Neutrally stable behavior in fiber-reinforced composite tape springs

Abstract

Abstract Thin cylindrical shells such as metallic storable tubular extendable members (STEM’s) and carpenter-tape springs have been used as deployable structural members since the early stages of space exploration. Typically these metallic STEM’s and tape springs have been elastically strained and held with some restraint in the packaged configuration. For deployment, either the restraint is released and the structure springs into its deployed configuration, or the structure is fed out using a motor. More recently, fiber-reinforced composites have been considered for these applications because of the mass efficiency of composites and the ability to tailor composites to exhibit behavior not seen with isotropic materials.

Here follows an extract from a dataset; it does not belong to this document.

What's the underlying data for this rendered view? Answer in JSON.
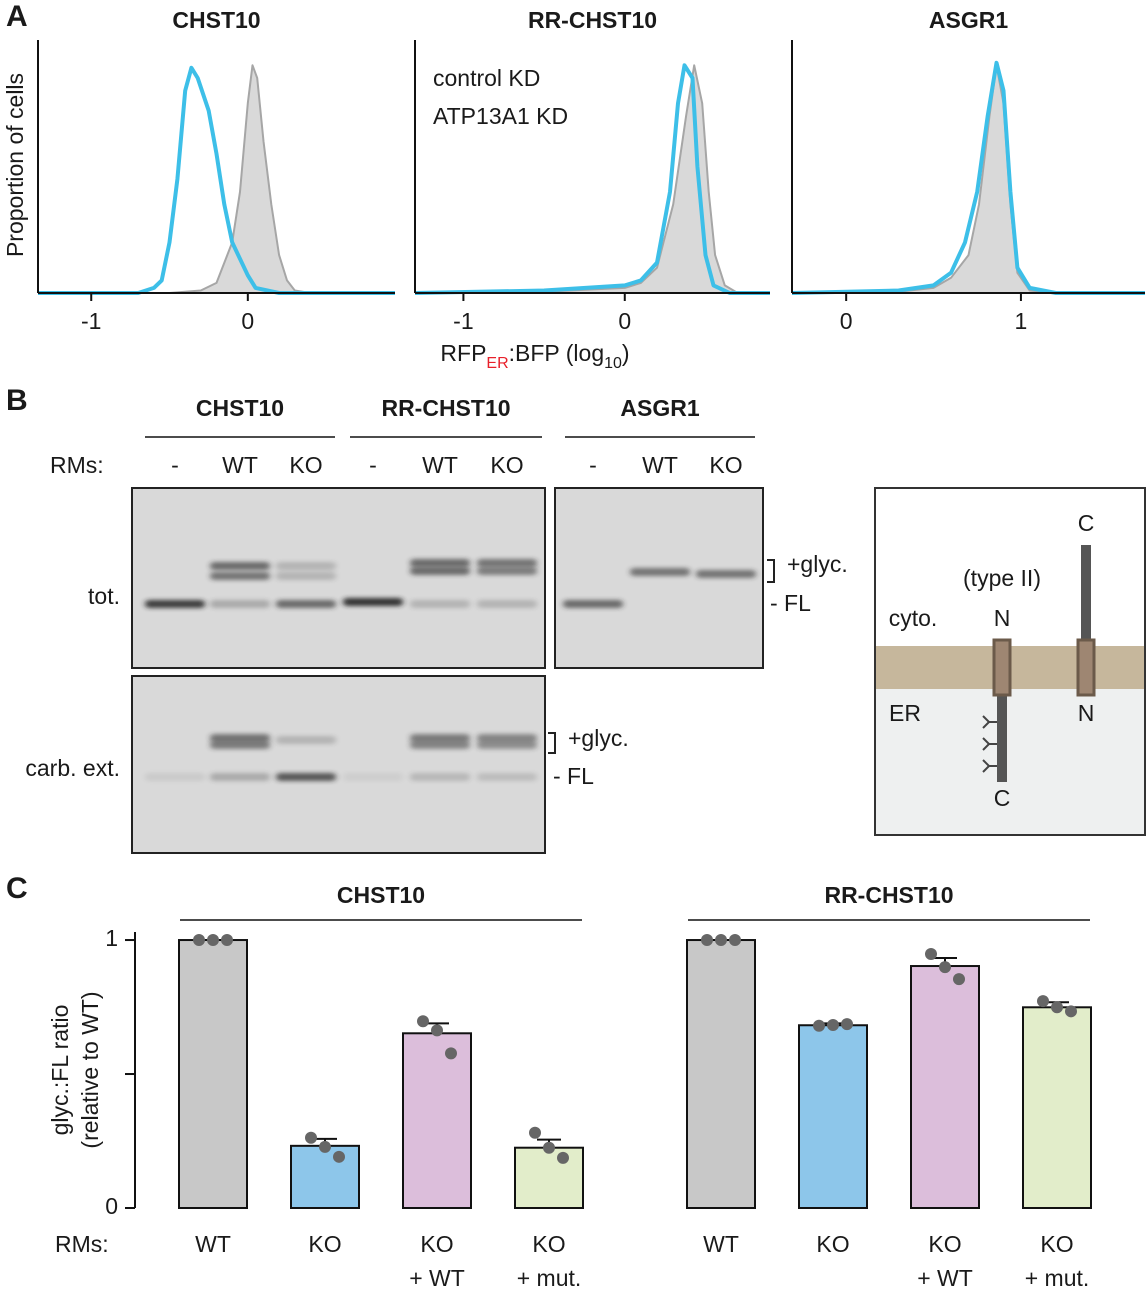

Considered in this paper is a new type of neutrally stable tape spring that does not show an inclination to spring out to the fully extended configuration when partially rolled. Neutrally stable tape springs do not need to be constrained in the packaged state and deployment can be easily controlled with low-force, unobtrusive actuators. An analytical study is used to explore this form of neutral stability and to determine the necessary conditions for neutral stability. Those necessary conditions are confirmed by fabricating a series of composite tape springs. Finally, a simple experiment is performed to demonstrate that the deployment of the neutrally stable tape spring can be started and stopped at any point of deployment.